The amendments apply to transactions concluded on or after 13 December 2002.
They introduce the concept of "residential property", defined as
"any dwelling-house, holiday home, apartment or similar abode, improved or unimproved land zoned for residential use in the Republic" but excluding "an apartment complex, hotel, guesthouse or similar structure consisting of five or more units held by a person which has been used for renting to five or more persons, who are not connected persons," and "any "fixed property" of a "vendor" forming part of an "enterprise" as defined in the Value-Added Tax Act.
If the disposal of a residential property, as defined, falls under one of the following transactions, then transfer duty will be payable.

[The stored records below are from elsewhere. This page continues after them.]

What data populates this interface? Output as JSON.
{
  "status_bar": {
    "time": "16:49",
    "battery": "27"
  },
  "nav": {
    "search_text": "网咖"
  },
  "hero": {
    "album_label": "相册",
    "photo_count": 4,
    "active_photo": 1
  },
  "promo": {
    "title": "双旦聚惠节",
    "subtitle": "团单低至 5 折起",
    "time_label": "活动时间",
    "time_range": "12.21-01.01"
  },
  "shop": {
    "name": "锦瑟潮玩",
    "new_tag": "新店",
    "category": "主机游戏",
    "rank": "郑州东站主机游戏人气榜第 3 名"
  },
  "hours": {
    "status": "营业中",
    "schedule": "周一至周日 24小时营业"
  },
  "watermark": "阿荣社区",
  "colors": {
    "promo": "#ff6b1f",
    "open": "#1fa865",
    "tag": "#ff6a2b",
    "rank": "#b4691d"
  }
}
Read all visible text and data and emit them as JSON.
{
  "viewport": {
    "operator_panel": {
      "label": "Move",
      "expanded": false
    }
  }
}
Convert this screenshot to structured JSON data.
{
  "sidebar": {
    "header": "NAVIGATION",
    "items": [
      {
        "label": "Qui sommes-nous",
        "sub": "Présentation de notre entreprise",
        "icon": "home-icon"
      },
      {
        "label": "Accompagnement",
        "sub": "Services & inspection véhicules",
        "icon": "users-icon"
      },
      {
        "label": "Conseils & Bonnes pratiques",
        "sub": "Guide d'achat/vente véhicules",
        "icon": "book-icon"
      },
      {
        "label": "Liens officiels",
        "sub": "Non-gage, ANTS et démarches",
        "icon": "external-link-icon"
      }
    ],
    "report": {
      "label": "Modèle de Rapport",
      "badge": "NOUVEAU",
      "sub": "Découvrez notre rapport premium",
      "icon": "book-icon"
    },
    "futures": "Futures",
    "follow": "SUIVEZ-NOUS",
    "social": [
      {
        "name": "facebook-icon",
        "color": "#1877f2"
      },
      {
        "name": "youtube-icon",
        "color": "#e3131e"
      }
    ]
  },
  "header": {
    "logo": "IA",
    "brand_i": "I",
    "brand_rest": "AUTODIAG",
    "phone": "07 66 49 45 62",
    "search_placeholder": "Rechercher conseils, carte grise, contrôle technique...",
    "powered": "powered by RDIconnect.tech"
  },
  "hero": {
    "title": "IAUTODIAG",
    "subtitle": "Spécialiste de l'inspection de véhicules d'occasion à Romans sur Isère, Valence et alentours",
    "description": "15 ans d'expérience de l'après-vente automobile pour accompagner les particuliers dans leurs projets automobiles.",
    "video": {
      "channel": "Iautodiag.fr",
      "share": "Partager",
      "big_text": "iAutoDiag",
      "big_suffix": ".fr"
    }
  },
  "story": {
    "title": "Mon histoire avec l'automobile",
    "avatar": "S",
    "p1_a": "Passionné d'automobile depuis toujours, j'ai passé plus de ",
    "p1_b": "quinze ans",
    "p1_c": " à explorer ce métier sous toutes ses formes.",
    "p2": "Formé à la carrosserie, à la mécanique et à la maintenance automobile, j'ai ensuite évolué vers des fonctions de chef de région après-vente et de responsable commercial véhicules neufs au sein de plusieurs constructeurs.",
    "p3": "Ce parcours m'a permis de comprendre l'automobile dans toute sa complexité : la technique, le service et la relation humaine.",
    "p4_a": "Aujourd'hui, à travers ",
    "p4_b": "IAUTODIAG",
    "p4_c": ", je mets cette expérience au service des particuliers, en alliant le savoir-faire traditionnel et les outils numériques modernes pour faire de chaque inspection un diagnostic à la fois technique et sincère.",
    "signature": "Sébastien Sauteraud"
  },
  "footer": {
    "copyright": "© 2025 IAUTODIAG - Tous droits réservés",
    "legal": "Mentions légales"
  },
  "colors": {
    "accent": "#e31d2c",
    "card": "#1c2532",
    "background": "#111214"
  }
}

1) The disposal of shares in a company, where more than 50% of the total assets of such company consist of residential property, or
2) Similarly, the disposal of a member's interest in a CC, if more than 50% of the total assets of such CC consist of residential property, or
3) The disposal of a contingent right to a residential property owned by a discretionary trust, whether owned directly by such trust, or owned indirectly by virtue of such trust holding the shares in a company of which more than 50% of the total assets consist of residential property.
The impact of this legislation could be quite severe. In the article, A not so happy New Year by Ben Strauss in the January/February 2003 edition of De Rebus, Mr Strauss investigates the effect of this legislation. Johann Benade does the same in his article, Transfer duty shock for prospective homeowners, in Moneymax.